I am an avid motorcyclist, but I found this story very frustrating. It is not so much about motorcycling or traveling as it is about ego and obsession. The author is driven by his compulsion to complete The Trip, despite the horrendous, record-breaking stormy weather, over 6000 miles of northern European roadways. He presses on, focused on all the details of the challenge of coping with a bike in the most extreme weather conditions. But his girlfriend, the pillion passenger, has nothing to do but suffer. She has nothing to occupy her mind but resentment. Cold, wet, allergy riddled, bored, pissed, frustrated... this is what we see of her.
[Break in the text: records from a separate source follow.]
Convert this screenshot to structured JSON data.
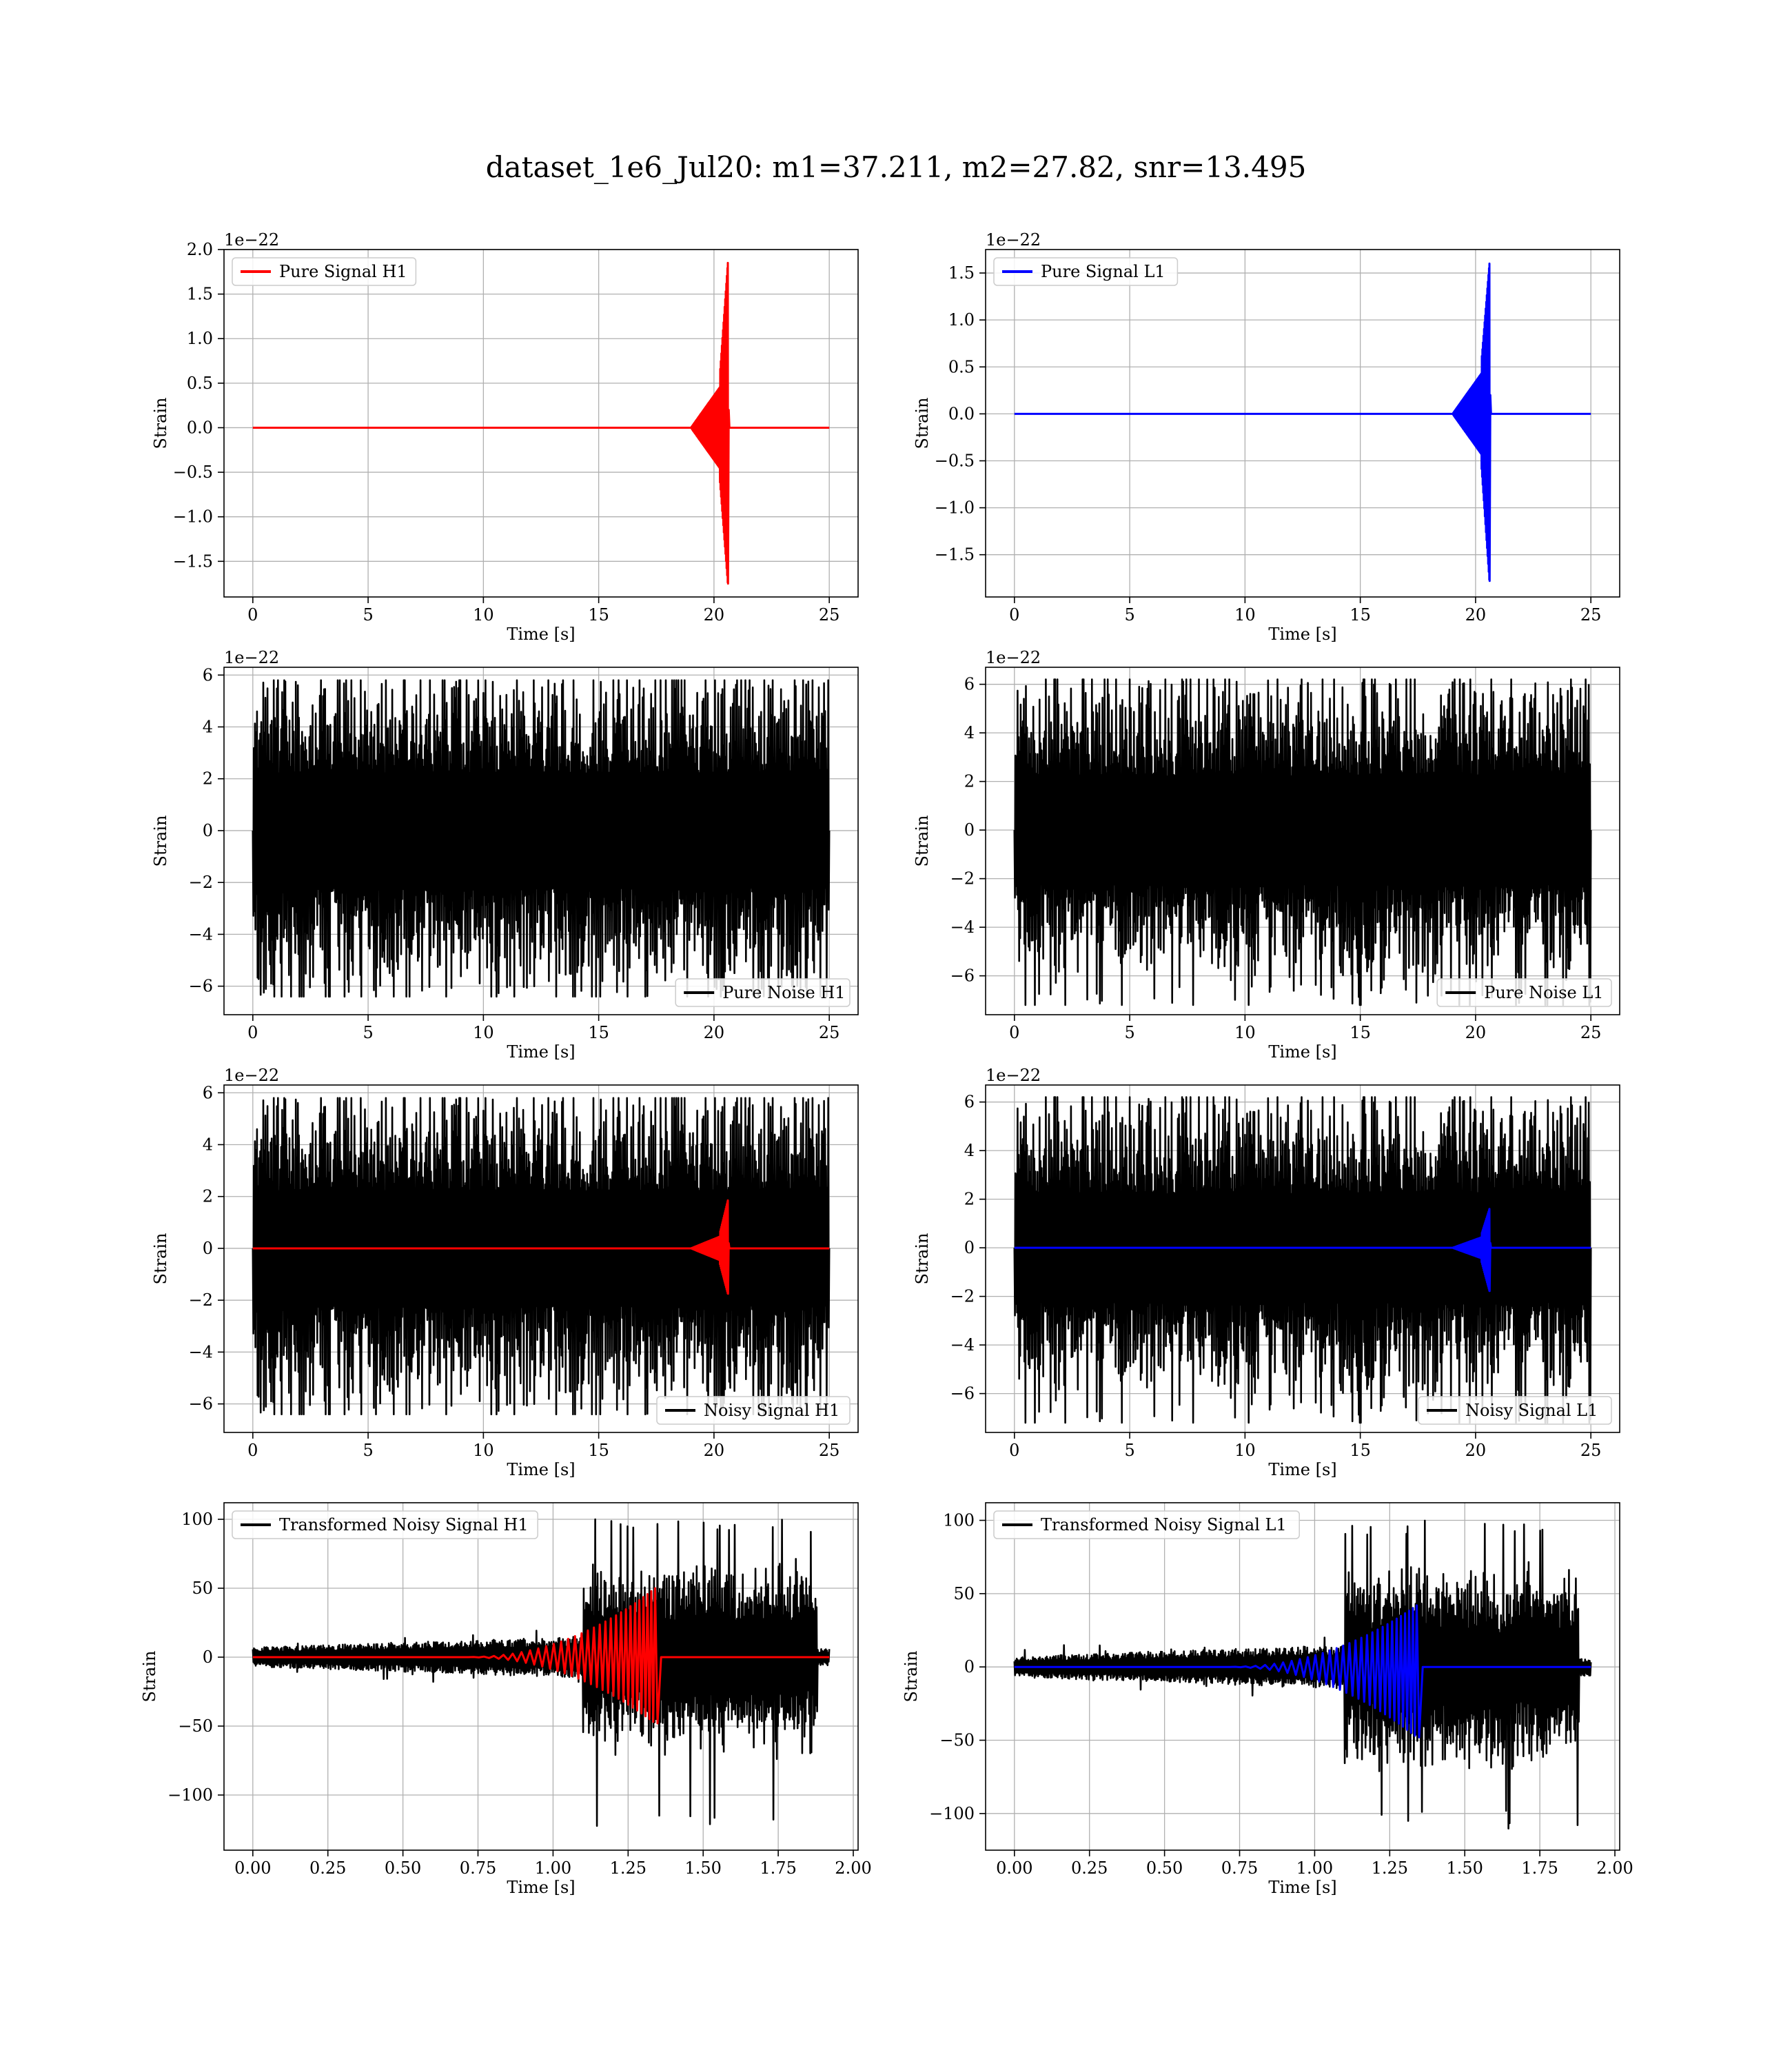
{
  "figure": {
    "title": "dataset_1e6_Jul20: m1=37.211, m2=27.82, snr=13.495"
  },
  "colors": {
    "h1_signal": "#ff0000",
    "l1_signal": "#0000ff",
    "noise": "#000000",
    "grid": "#b0b0b0"
  },
  "chart_data": [
    {
      "id": "pure-signal-h1",
      "type": "line",
      "xlabel": "Time [s]",
      "ylabel": "Strain",
      "offset_text": "1e−22",
      "xlim": [
        -1.25,
        26.25
      ],
      "ylim": [
        -1.9,
        2.0
      ],
      "xticks": [
        0,
        5,
        10,
        15,
        20,
        25
      ],
      "xtick_labels": [
        "0",
        "5",
        "10",
        "15",
        "20",
        "25"
      ],
      "yticks": [
        2.0,
        1.5,
        1.0,
        0.5,
        0.0,
        -0.5,
        -1.0,
        -1.5
      ],
      "ytick_labels": [
        "2.0",
        "1.5",
        "1.0",
        "0.5",
        "0.0",
        "−0.5",
        "−1.0",
        "−1.5"
      ],
      "grid": true,
      "legend": {
        "position": "upper left",
        "entries": [
          {
            "label": "Pure Signal H1",
            "color": "#ff0000"
          }
        ]
      },
      "series": [
        {
          "name": "Pure Signal H1",
          "color": "#ff0000",
          "kind": "chirp",
          "t_start": 0,
          "t_end": 25,
          "t_merger": 20.6,
          "peak_pos": 1.85,
          "peak_neg": -1.75,
          "plateau": 0.58
        }
      ]
    },
    {
      "id": "pure-signal-l1",
      "type": "line",
      "xlabel": "Time [s]",
      "ylabel": "Strain",
      "offset_text": "1e−22",
      "xlim": [
        -1.25,
        26.25
      ],
      "ylim": [
        -1.95,
        1.75
      ],
      "xticks": [
        0,
        5,
        10,
        15,
        20,
        25
      ],
      "xtick_labels": [
        "0",
        "5",
        "10",
        "15",
        "20",
        "25"
      ],
      "yticks": [
        1.5,
        1.0,
        0.5,
        0.0,
        -0.5,
        -1.0,
        -1.5
      ],
      "ytick_labels": [
        "1.5",
        "1.0",
        "0.5",
        "0.0",
        "−0.5",
        "−1.0",
        "−1.5"
      ],
      "grid": true,
      "legend": {
        "position": "upper left",
        "entries": [
          {
            "label": "Pure Signal L1",
            "color": "#0000ff"
          }
        ]
      },
      "series": [
        {
          "name": "Pure Signal L1",
          "color": "#0000ff",
          "kind": "chirp",
          "t_start": 0,
          "t_end": 25,
          "t_merger": 20.6,
          "peak_pos": 1.6,
          "peak_neg": -1.78,
          "plateau": 0.55
        }
      ]
    },
    {
      "id": "pure-noise-h1",
      "type": "line",
      "xlabel": "Time [s]",
      "ylabel": "Strain",
      "offset_text": "1e−22",
      "xlim": [
        -1.25,
        26.25
      ],
      "ylim": [
        -7.1,
        6.3
      ],
      "xticks": [
        0,
        5,
        10,
        15,
        20,
        25
      ],
      "xtick_labels": [
        "0",
        "5",
        "10",
        "15",
        "20",
        "25"
      ],
      "yticks": [
        6,
        4,
        2,
        0,
        -2,
        -4,
        -6
      ],
      "ytick_labels": [
        "6",
        "4",
        "2",
        "0",
        "−2",
        "−4",
        "−6"
      ],
      "grid": true,
      "legend": {
        "position": "lower right",
        "entries": [
          {
            "label": "Pure Noise H1",
            "color": "#000000"
          }
        ]
      },
      "series": [
        {
          "name": "Pure Noise H1",
          "color": "#000000",
          "kind": "noise",
          "t_start": 0,
          "t_end": 25,
          "band": 4.0,
          "max": 5.8,
          "min": -6.4,
          "seed": 11
        }
      ]
    },
    {
      "id": "pure-noise-l1",
      "type": "line",
      "xlabel": "Time [s]",
      "ylabel": "Strain",
      "offset_text": "1e−22",
      "xlim": [
        -1.25,
        26.25
      ],
      "ylim": [
        -7.6,
        6.7
      ],
      "xticks": [
        0,
        5,
        10,
        15,
        20,
        25
      ],
      "xtick_labels": [
        "0",
        "5",
        "10",
        "15",
        "20",
        "25"
      ],
      "yticks": [
        6,
        4,
        2,
        0,
        -2,
        -4,
        -6
      ],
      "ytick_labels": [
        "6",
        "4",
        "2",
        "0",
        "−2",
        "−4",
        "−6"
      ],
      "grid": true,
      "legend": {
        "position": "lower right",
        "entries": [
          {
            "label": "Pure Noise L1",
            "color": "#000000"
          }
        ]
      },
      "series": [
        {
          "name": "Pure Noise L1",
          "color": "#000000",
          "kind": "noise",
          "t_start": 0,
          "t_end": 25,
          "band": 4.0,
          "max": 6.2,
          "min": -7.2,
          "seed": 23
        }
      ]
    },
    {
      "id": "noisy-signal-h1",
      "type": "line",
      "xlabel": "Time [s]",
      "ylabel": "Strain",
      "offset_text": "1e−22",
      "xlim": [
        -1.25,
        26.25
      ],
      "ylim": [
        -7.1,
        6.3
      ],
      "xticks": [
        0,
        5,
        10,
        15,
        20,
        25
      ],
      "xtick_labels": [
        "0",
        "5",
        "10",
        "15",
        "20",
        "25"
      ],
      "yticks": [
        6,
        4,
        2,
        0,
        -2,
        -4,
        -6
      ],
      "ytick_labels": [
        "6",
        "4",
        "2",
        "0",
        "−2",
        "−4",
        "−6"
      ],
      "grid": true,
      "legend": {
        "position": "lower right",
        "entries": [
          {
            "label": "Noisy Signal H1",
            "color": "#000000"
          }
        ]
      },
      "series": [
        {
          "name": "Noisy Signal H1",
          "color": "#000000",
          "kind": "noise",
          "t_start": 0,
          "t_end": 25,
          "band": 4.0,
          "max": 5.8,
          "min": -6.4,
          "seed": 11
        },
        {
          "color": "#ff0000",
          "kind": "chirp",
          "t_start": 0,
          "t_end": 25,
          "t_merger": 20.6,
          "peak_pos": 1.85,
          "peak_neg": -1.75,
          "plateau": 0.58
        }
      ]
    },
    {
      "id": "noisy-signal-l1",
      "type": "line",
      "xlabel": "Time [s]",
      "ylabel": "Strain",
      "offset_text": "1e−22",
      "xlim": [
        -1.25,
        26.25
      ],
      "ylim": [
        -7.6,
        6.7
      ],
      "xticks": [
        0,
        5,
        10,
        15,
        20,
        25
      ],
      "xtick_labels": [
        "0",
        "5",
        "10",
        "15",
        "20",
        "25"
      ],
      "yticks": [
        6,
        4,
        2,
        0,
        -2,
        -4,
        -6
      ],
      "ytick_labels": [
        "6",
        "4",
        "2",
        "0",
        "−2",
        "−4",
        "−6"
      ],
      "grid": true,
      "legend": {
        "position": "lower right",
        "entries": [
          {
            "label": "Noisy Signal L1",
            "color": "#000000"
          }
        ]
      },
      "series": [
        {
          "name": "Noisy Signal L1",
          "color": "#000000",
          "kind": "noise",
          "t_start": 0,
          "t_end": 25,
          "band": 4.0,
          "max": 6.2,
          "min": -7.2,
          "seed": 23
        },
        {
          "color": "#0000ff",
          "kind": "chirp",
          "t_start": 0,
          "t_end": 25,
          "t_merger": 20.6,
          "peak_pos": 1.6,
          "peak_neg": -1.78,
          "plateau": 0.55
        }
      ]
    },
    {
      "id": "transformed-noisy-signal-h1",
      "type": "line",
      "xlabel": "Time [s]",
      "ylabel": "Strain",
      "offset_text": "",
      "xlim": [
        -0.096,
        2.016
      ],
      "ylim": [
        -140,
        112
      ],
      "xticks": [
        0.0,
        0.25,
        0.5,
        0.75,
        1.0,
        1.25,
        1.5,
        1.75,
        2.0
      ],
      "xtick_labels": [
        "0.00",
        "0.25",
        "0.50",
        "0.75",
        "1.00",
        "1.25",
        "1.50",
        "1.75",
        "2.00"
      ],
      "yticks": [
        100,
        50,
        0,
        -50,
        -100
      ],
      "ytick_labels": [
        "100",
        "50",
        "0",
        "−50",
        "−100"
      ],
      "grid": true,
      "legend": {
        "position": "upper left",
        "entries": [
          {
            "label": "Transformed Noisy Signal H1",
            "color": "#000000"
          }
        ]
      },
      "series": [
        {
          "name": "Transformed Noisy Signal H1",
          "color": "#000000",
          "kind": "tnoise",
          "t_start": 0,
          "t_end": 1.92,
          "max": 100,
          "min": -128,
          "seed": 37,
          "burst_start": 1.1,
          "burst_end": 1.88
        },
        {
          "color": "#ff0000",
          "kind": "tchirp",
          "t_start": 0,
          "t_end": 1.92,
          "t_merger": 1.34,
          "peak_pos": 50,
          "peak_neg": -48
        }
      ]
    },
    {
      "id": "transformed-noisy-signal-l1",
      "type": "line",
      "xlabel": "Time [s]",
      "ylabel": "Strain",
      "offset_text": "",
      "xlim": [
        -0.096,
        2.016
      ],
      "ylim": [
        -125,
        112
      ],
      "xticks": [
        0.0,
        0.25,
        0.5,
        0.75,
        1.0,
        1.25,
        1.5,
        1.75,
        2.0
      ],
      "xtick_labels": [
        "0.00",
        "0.25",
        "0.50",
        "0.75",
        "1.00",
        "1.25",
        "1.50",
        "1.75",
        "2.00"
      ],
      "yticks": [
        100,
        50,
        0,
        -50,
        -100
      ],
      "ytick_labels": [
        "100",
        "50",
        "0",
        "−50",
        "−100"
      ],
      "grid": true,
      "legend": {
        "position": "upper left",
        "entries": [
          {
            "label": "Transformed Noisy Signal L1",
            "color": "#000000"
          }
        ]
      },
      "series": [
        {
          "name": "Transformed Noisy Signal L1",
          "color": "#000000",
          "kind": "tnoise",
          "t_start": 0,
          "t_end": 1.92,
          "max": 100,
          "min": -115,
          "seed": 53,
          "burst_start": 1.1,
          "burst_end": 1.88
        },
        {
          "color": "#0000ff",
          "kind": "tchirp",
          "t_start": 0,
          "t_end": 1.92,
          "t_merger": 1.34,
          "peak_pos": 42,
          "peak_neg": -48
        }
      ]
    }
  ]
}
She exists on this trip, to hear Noren tell it, like another natural curiosity to be observed while traveling, like the lakes, seasides, forests and of course the storms.
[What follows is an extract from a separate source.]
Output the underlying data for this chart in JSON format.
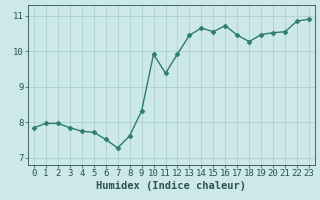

This book breaks down at the same place that their relationship breaks down. He is a rider, she is a passenger. Never will the passions of the two be comparable. Noren never gets to this point, though. The entire story is told through his obsessive self-centered perspective. We barely get a glimpse of her thinking, and when we do, it is interpreted through Noren's crazed compulsion: she betrays him by losing her connection to The Trip. But he avoids the point that a pillion passenger is passive and detached from the essence of motorcycling, with no control, and a feeling of literal and figurative coat-tailing to the rider. It IS his trip, and she becomes ever more an afterthought to him, as her alienation metamorphoses into her own obsession to have the trip just be over.

It is inevitable that the reader grows ever more sympathetic to her plight, and ever more convinced that he is little more than a neurotic jerk.

All that said, the writing is quite good. The book reads quickly. The style is engaging and the observations are unique and interesting. Noren does an excellent job of detailing the inner workings of a motorcyclists' mindset.... As our loved ones will attest, we are all a little obsessive, a little insane.

The lessons for me: avoid taking my wife on very long trips as a passenger (something I already knew). Make your mate get her own bike, so she can see the trip through the same eyes that you do. Oh, and buy good rain gear and heated clothing, too!